What on Earth is Open Source AI?

I want to talk about a recent conversation on the Open Source AI definition, but before that I want to do an acknowledgement. My position on the uptake of "AI" is that it is morally unconscionable, short-sighted, and frankly, just stupid. In a time of snowballing climate crisis and an impending environmental doom, not only are we diverting limited resources away from climate justice, we're routing them to contribute to the crisis.

Not only that, the utility and societal relevance of LLMs and neural networks has been vastly overstated. They perform consistently worse than traditional computing and people doing the same jobs and are advertised to replace jobs and professions that don't need replacing. Furthermore, we've been assaulted with a PR campaign of highly polished plagiarizing mechanical turks that hide the human labor involved, and shifts the costs in a way that furthers wealth inequality, and have been promised that they will only get better (are they? And better for whom?)

However since the world seems to have lost the plot, and until all the data centers are under sea water, some of us have to engage with "AI" seriously, whether to do some unintentional whitewashing under the illusion of driving the conversation, or for much needed harm reduction work, or simply for good old fashioned opportunism.

The modern tale of machine learning is intertwined with openwashing, where companies try to mislead consumers by associating their products with open source without actually being open or transparent. Within that context, and as legislation comes for "AI", it makes sense that an organization like the Open Source Initiative (OSI) would try and establish a definition of what constitutes Open Source "AI". It's certainly not an easy task to take on.

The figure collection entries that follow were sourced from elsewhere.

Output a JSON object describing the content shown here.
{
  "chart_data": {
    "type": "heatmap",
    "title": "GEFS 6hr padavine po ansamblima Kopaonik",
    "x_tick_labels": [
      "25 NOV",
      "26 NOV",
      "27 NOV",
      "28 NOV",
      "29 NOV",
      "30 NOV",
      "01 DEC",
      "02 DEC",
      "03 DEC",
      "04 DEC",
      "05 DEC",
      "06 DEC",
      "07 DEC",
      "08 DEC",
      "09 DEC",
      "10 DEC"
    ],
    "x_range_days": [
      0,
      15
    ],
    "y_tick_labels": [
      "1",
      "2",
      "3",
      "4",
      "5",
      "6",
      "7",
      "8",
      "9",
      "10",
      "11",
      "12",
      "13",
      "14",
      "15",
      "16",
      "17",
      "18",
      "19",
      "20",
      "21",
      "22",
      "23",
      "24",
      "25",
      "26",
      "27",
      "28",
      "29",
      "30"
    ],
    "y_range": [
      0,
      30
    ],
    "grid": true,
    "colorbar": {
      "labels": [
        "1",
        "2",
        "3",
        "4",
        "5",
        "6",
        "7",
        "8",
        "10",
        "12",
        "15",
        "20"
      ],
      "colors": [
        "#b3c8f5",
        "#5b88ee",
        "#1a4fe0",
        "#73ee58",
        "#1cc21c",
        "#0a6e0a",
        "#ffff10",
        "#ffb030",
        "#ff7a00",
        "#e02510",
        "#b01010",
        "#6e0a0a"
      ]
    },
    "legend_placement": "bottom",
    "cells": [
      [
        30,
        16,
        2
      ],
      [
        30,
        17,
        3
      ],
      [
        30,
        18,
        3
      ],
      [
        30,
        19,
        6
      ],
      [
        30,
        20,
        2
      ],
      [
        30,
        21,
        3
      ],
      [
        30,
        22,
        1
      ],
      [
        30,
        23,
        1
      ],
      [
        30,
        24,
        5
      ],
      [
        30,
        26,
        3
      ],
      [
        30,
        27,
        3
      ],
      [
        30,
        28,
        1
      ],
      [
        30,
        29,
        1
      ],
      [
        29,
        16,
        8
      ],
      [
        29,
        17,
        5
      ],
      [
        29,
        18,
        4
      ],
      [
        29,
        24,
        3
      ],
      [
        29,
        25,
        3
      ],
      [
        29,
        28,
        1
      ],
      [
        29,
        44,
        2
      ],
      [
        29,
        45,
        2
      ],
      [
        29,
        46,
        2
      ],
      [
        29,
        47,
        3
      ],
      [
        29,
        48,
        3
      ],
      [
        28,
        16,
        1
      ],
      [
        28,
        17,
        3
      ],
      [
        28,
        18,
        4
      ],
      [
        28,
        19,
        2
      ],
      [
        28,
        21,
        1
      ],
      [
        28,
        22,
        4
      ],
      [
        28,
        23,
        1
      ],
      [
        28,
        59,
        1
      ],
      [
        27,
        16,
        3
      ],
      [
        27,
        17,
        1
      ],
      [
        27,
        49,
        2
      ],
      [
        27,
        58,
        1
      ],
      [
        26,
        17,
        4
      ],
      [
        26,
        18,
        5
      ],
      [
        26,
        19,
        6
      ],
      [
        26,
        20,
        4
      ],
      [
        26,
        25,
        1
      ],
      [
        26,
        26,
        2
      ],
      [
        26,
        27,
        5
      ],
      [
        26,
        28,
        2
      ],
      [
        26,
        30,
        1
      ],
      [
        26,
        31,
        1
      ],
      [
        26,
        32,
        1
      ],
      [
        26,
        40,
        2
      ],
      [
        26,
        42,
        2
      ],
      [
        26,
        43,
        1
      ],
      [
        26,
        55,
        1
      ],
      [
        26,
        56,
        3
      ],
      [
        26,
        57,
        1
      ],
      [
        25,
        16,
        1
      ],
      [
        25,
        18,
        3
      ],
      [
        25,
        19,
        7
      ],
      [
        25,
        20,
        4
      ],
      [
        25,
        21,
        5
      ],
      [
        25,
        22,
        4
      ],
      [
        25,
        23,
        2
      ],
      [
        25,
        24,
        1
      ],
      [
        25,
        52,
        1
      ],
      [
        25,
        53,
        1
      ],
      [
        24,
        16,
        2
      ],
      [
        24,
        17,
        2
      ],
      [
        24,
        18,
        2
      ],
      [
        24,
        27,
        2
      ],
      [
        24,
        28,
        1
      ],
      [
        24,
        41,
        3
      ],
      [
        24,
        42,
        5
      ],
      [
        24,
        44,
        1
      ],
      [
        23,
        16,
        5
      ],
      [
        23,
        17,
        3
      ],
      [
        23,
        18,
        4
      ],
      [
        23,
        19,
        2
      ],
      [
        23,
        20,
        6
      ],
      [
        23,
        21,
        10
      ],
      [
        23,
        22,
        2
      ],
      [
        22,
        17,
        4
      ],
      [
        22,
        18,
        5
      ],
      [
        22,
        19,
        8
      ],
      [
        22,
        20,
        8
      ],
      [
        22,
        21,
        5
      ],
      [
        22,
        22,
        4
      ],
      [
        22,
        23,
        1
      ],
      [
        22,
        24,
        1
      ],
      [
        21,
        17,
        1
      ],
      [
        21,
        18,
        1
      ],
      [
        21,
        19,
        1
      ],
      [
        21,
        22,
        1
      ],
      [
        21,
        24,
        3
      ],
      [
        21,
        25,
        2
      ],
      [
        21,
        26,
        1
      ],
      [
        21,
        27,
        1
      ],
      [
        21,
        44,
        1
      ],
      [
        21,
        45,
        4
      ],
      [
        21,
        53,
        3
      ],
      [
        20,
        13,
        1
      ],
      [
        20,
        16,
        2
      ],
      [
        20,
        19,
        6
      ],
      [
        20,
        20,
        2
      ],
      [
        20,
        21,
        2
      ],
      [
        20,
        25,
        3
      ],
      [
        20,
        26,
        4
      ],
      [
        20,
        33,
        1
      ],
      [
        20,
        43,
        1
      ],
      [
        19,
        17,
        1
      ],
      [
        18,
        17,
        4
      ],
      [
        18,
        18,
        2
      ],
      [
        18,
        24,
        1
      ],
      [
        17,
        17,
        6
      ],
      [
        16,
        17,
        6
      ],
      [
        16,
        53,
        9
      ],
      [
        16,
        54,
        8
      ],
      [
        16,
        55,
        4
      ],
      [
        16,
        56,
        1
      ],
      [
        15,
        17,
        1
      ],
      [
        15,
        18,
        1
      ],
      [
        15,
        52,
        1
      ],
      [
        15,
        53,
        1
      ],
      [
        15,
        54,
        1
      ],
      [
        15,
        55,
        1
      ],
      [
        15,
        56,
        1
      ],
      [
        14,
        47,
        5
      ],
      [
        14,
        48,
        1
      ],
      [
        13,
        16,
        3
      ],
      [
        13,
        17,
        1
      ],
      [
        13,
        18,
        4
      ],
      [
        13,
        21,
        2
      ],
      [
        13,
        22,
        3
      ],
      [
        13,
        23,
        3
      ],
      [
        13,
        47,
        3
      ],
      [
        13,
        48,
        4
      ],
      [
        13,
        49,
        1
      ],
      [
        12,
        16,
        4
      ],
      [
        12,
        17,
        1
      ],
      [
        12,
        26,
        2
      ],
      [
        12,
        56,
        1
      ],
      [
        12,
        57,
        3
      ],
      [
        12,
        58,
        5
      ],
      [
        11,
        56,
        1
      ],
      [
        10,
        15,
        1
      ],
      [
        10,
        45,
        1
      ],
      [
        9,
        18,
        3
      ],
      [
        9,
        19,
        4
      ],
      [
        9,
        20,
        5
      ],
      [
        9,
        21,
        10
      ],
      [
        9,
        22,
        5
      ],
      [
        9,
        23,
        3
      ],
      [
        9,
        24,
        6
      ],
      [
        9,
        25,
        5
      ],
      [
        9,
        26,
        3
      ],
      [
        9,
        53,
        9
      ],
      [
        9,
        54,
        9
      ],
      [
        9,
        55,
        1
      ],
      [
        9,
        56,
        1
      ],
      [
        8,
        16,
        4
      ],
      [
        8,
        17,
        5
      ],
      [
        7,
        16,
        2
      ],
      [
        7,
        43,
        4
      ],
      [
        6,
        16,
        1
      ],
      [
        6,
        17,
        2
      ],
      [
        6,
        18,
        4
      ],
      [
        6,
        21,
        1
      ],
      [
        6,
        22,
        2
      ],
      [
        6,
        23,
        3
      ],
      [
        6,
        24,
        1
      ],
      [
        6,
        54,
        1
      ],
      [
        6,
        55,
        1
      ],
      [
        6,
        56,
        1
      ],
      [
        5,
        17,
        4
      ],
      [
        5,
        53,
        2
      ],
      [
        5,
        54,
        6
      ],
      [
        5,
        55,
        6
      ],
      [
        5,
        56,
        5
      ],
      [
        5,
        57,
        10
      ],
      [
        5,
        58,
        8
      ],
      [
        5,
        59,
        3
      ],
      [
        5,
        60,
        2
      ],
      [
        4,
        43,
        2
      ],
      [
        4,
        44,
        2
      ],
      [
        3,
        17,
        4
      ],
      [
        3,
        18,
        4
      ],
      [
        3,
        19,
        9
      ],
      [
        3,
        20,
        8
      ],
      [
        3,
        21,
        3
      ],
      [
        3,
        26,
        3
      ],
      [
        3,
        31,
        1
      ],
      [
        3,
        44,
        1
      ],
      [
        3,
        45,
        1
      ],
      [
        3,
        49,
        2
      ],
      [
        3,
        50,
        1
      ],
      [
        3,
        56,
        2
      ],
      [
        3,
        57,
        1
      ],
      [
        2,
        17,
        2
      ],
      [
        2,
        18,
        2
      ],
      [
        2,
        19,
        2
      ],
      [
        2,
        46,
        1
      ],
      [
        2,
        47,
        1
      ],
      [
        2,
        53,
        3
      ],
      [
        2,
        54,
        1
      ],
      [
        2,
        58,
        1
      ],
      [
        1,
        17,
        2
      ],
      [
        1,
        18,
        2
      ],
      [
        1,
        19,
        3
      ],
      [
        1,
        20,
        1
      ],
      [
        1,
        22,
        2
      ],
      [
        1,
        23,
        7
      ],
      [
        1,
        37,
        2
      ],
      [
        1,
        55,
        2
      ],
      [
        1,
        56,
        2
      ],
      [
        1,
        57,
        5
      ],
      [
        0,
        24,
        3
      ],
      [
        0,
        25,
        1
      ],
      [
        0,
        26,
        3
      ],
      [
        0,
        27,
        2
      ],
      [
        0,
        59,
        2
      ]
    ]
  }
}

The conversation that I would like to bring to your attention was started by Julia Ferraioli in this thread (noting that the thread got a bit large, so the weekly summaries posted by Mia Lykou Lund might be easier to follow). Julia argues that a definition of Open Source "AI" that doesn't include the data used for training the model cannot be considered open source. The current draft lists those data as optional.

Steffano Maffulli published an opinion to explain the side of the proponents of keeping training data optional. I've tried to stay abreast of the conversations, but they're has been a lot of takes and a lot of platforms where these conversations are happening, so I will limit my take to that recently published piece.

Reading through it, I'm personally not convinced and fully support the position that Julia outlined in the original thread. I don't dismiss the concerns that Steffano raised wholesale, but ultimately they are not compelling. Fragmented global data regulations and compliance aren't a unique challenge to Open Source "AI" alone, and should be addressed on that level to enable openness on a global scale.

Fundamentally, it comes down to this: Steffano argues that this open data requirement would put "Open Source at a disadvantage compared to opaque and proprietary AI systems." Well, if the price of making Open Source "AI" competitive with proprietary "AI" is to break the openness that is fundamental to the definition, then why are we doing it? Is this about protecting Open Source from openwashing or accidentally enabling it because the right thing is hard to do? And when has Open Source not been at a disadvantage to proprietary systems?

I understand that OSI is navigating a complicated topic and trying to come up with an alternative that pleases everyone, but the longer this conversation goes on, it's clear that at some point a line needs to be drawn, and OSI has to decide which side of the line it wants to be on.

EDIT (June 15th, 17:20 CET): I may be a bit behind on this, I just read a post by Tom Callaway from two weeks ago that makes lots of the same points much more eloquently and goes deeper into it, I highly recommend reading that.